Euclidean distance [14]

The calculation of the distance between participants will be performed, where the value of the module of the difference between variables of the same type does not exceed a threshold. This restriction will make it possible to establish the maximum distance tolerated, which shall not entail a significant difference in a single variable.

Algorithm for the selection of experimental pairs.

The algorithm follows a sequential process in which it makes a decision at each step. It must select the minimum distance among the options available and then in the next step the algorithm has an identical problem, but with fewer options than in the previous step, and applies the same selection function to make the following decision [13].

3 Case for the Validation of the Protocol

A series of actions were taken to demonstrate the level of initial reliability and validity of the measurement instruments. The characteristics included in the formation of experimental pairs are: Comprehension of a Specification (CILP3), Comprehension of a Pseudocode (CILP4), Algorithmic Ability (CILP5), Theoretical Knowledge (CDLP2) and Comprehension of the Source Code (CDLP3).

To perform the initial pilot test, we recruited people of legal age who declared to know C programming language, and formed a group of 14 programmers. After each participant was characterized, they were asked to solve a task of medium complexity. Then, the protocol for the formation of experimental pairs of programmers was applied in order to determine whether the members of each experimental pair showed any significant differences in solving the task. If the experimental pairs formed by applying the protocol do not present significant differences when solving the same task using the same language, both the instruments and the protocol for the formation of experimental pairs can be deemed to have reached a stable version.

The results obtained from the characterization process are shown in Table 3. Table 4 presents the corresponding distance matrix. The intersections painted in black represent the subjects who should be ruled out since they have shown a distance over fifty percent in at least one of their dimensions. The experimental pairs obtained after applying the algorithm are highlighted in gray. Finally, the time differences between the programmers in each experimental pair are presented Table 5.

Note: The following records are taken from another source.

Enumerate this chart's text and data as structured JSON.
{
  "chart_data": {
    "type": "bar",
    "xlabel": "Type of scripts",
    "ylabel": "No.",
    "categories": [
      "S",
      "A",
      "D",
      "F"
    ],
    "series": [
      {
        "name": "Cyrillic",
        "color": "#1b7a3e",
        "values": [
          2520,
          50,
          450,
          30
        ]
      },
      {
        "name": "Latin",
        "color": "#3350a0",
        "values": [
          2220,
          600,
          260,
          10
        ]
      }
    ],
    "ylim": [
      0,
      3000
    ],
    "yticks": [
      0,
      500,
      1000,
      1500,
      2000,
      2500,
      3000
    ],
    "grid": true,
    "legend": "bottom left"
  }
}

Table 3. Normalized results of the characterization.
Table 4. Distance matrix
Table 5. Differences in time spent by each member of the experimental pair

With regard to the time spent to perform the characterization, the average time for the characterization that was independent of the programming language was 28 min; for the characterization dependent on the programming language, the average was 19 min; and for the interview, an average of 6 min was used for each participant. In Table 5, it can be observed that there are no significant differences between the members of the experimental pairs of programmers in relation to the time spent on solving the same task.

4 Conclusions and Future Work

With the aim of proposing a protocol for the formation of experimental pairs of programmers, a document analysis was conducted on the benefits brought by this type of experiment to the software engineering sector. Two instruments were designed to characterize programmers. Using the data obtained from these characterization instruments, a procedure for the formation of experimental pairs was defined.

Finally, a validation case was implemented to verify whether the members of the experimental pairs obtained showed any differences in solving the same programming task.

It can be concluded that in terms of the formation of experimental pairs of programmers, the protocol worked satisfactorily and it is thus considered to have an acceptable level of reliability, validity and objectivity since it was consistent in the results provided.

The future lines of work identified are the need to: (1) apply the protocol to other programming languages and (2) use the protocol to form experimental pairs of subjects using different programming languages in order to determine whether a given programming language affects computing productivity.